To this day, most of the city’s streets are named by the developers and/or property owners, often using themes as in Virginia Hill that result in a streets named Appalachian and Blue Ridge for example. Or they may use family names such as Gordon and Millthwaite, a development in Alhambra Valley during the 1950s. Often, a developer will choose a theme to supply names. A local example is the main thoroughfares of Virginia Hills (Blue Ridge, Appalachian and Roanoke Drives. The best known is the large Gregory Garden development in Pleasant Hill which in the 1950s used women’s names. It even has a Harriet Drive although in this writer’s opinion, it is misspelled.

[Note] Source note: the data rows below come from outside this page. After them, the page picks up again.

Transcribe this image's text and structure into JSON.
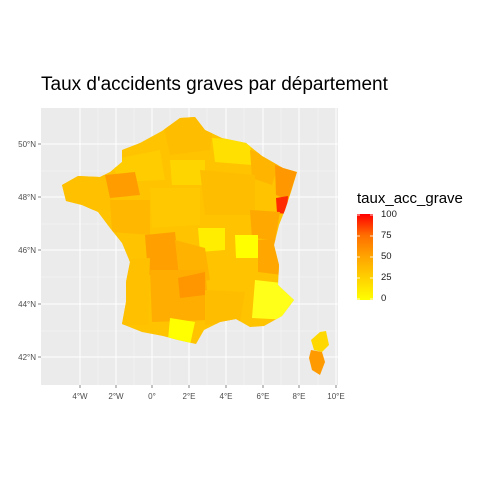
{
  "title": "Taux d'accidents graves par département",
  "legend": {
    "title": "taux_acc_grave",
    "ticks": [
      "100",
      "75",
      "50",
      "25",
      "0"
    ],
    "range": [
      0,
      100
    ],
    "colors": {
      "low": "#ffff00",
      "high": "#ff0000"
    }
  },
  "axes": {
    "x_ticks": [
      "4°W",
      "2°W",
      "0°",
      "2°E",
      "4°E",
      "6°E",
      "8°E",
      "10°E"
    ],
    "y_ticks": [
      "50°N",
      "48°N",
      "46°N",
      "44°N",
      "42°N"
    ],
    "x_values": [
      -4,
      -2,
      0,
      2,
      4,
      6,
      8,
      10
    ],
    "y_values": [
      50,
      48,
      46,
      44,
      42
    ],
    "panel_background": "#ebebeb",
    "grid_color": "#ffffff"
  },
  "map_data": {
    "type": "choropleth",
    "variable": "taux_acc_grave",
    "notable": [
      {
        "area": "Haut-Rhin",
        "value": 90
      },
      {
        "area": "Corse",
        "value": 60
      }
    ]
  }
}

Street names can also reflect the purpose or main uses on the street or even the end destination of the street. Ferry Street is so named because it was the direct north/south street to the Ferry Wharf during the years of Martinez history before the Southern Pacific railroad bridge and the Benicia Bridge (George Miller, Jr. bridge officially) were built. Shell Avenue obviously has its name because it was the most direct east/west route from Alhambra Avenue and points west of Martinez to the Shell Refinery. A street name can also reflect an especially nice view such as on parts of Marina Vista entering the city or the Carquinez Scenic Highway, the route from Martinez to Crockett and Sonoma County through the hills above the shoreline until a large landslide closed it for good in the 1980s. It is now the George Miller Recreation Trail and a prize scene for walkers, hikers and bicycle riders.

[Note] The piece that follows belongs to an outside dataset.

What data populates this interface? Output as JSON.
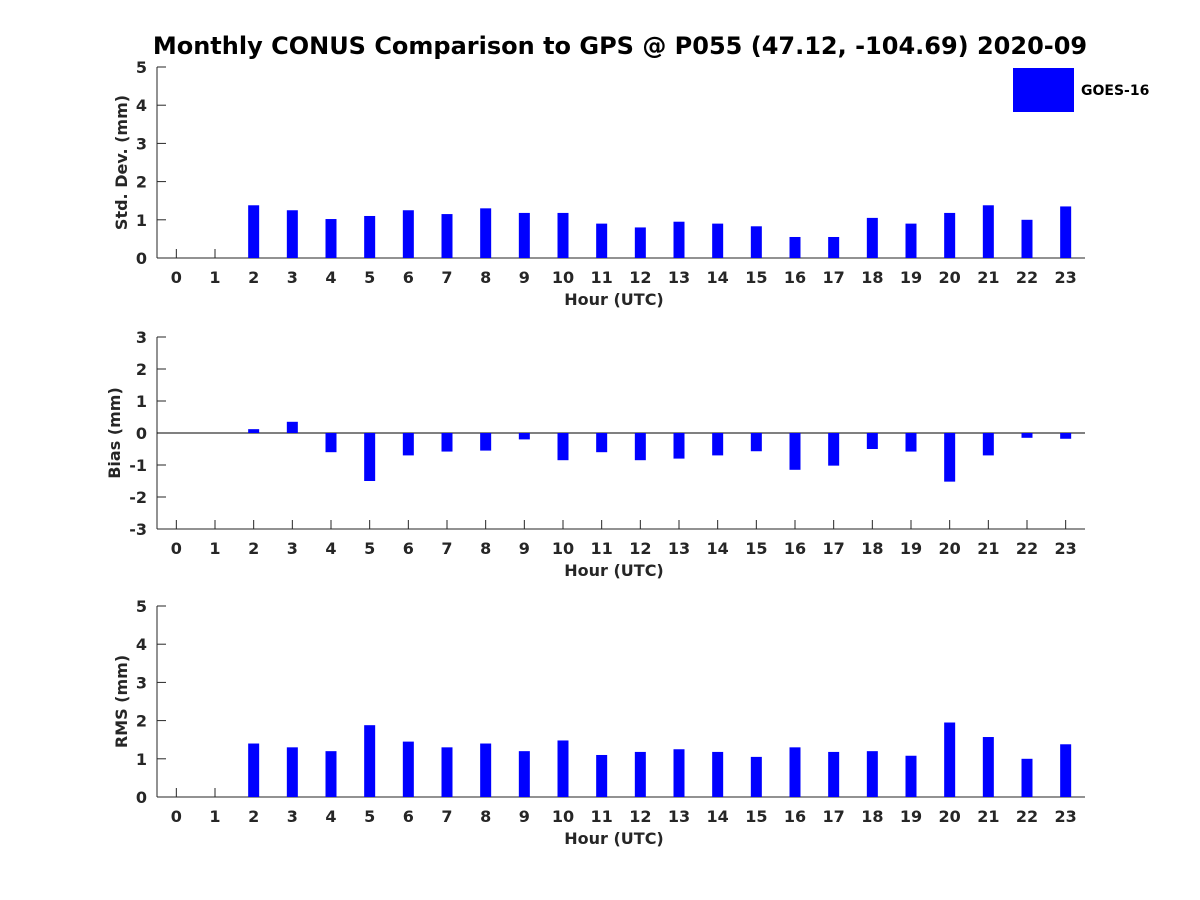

Today, according to Public Works Director Dave Scola and City Planner Corey Simon, the only City requirement on naming is that each new development have a street named after a former Mayor and that names don’t cause confusion for emergency vehicles. A Martinez development using a state name theme would not be permitted to use Maine as a name because it could be confused with Main Street.

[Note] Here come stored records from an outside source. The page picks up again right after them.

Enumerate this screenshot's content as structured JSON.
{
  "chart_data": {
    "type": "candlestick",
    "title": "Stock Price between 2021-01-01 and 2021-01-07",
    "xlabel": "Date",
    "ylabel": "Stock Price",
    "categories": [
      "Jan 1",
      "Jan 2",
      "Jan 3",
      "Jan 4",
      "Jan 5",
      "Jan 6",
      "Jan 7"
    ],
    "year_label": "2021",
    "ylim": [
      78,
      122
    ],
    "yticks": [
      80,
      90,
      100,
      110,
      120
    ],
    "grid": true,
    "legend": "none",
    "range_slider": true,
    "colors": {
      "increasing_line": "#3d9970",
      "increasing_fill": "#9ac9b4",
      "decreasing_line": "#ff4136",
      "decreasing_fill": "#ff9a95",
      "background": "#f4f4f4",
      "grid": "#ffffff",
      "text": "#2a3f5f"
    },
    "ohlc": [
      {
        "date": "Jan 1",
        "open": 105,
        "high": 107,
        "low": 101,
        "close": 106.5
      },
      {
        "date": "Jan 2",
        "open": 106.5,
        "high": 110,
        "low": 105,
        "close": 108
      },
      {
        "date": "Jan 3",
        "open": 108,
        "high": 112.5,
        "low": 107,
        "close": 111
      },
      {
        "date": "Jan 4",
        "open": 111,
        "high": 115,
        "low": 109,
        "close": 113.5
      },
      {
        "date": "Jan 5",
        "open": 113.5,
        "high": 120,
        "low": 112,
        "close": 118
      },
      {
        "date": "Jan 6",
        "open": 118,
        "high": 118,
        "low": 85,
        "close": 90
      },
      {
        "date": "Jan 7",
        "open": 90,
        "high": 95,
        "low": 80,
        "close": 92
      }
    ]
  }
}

Occasionally a single street name is created. The most recent case was the naming of Sabral Circle where D Street becomes Shell Avenue. Barbara Kapsalis and her family requested the naming because the short street which has several residential buildings on it has been owned by members of the Sabral family for decades. Barbara’s grandfather, a Portuguese immigrant bought the land in the 1930s and the family has resided on it since.
A map of the city including Mountain View, an unincorporated residential section of Martinez, shows how the rectangular survey of the Ordinance of 1787 can exist next to a street layout that follows the contours of the land. On the hilly portion, street names vary between names of people such as Potter and Leslie and names of fruit trees, Orange, Lemon, Olive, Peach, Orchard Lane all referring to orchard fruits which were such a large part of the local agricultural economy over a century ago. Streets named after cities such as Monterey, Pomona and, of course, Martinez curve around the hilly area next to Bella Vista, Magnolia and Crest. On the southern end of Mountain View, the rectangular survey reappears with east/west streets showing no particular pattern. But R.R. Veale, county sheriff for 40 years around the turn of the 20th century, got his named street next to a variety of names ranging from Vine to Delancy, Plaza and Santa Fe, of course named after the nearby train tracks.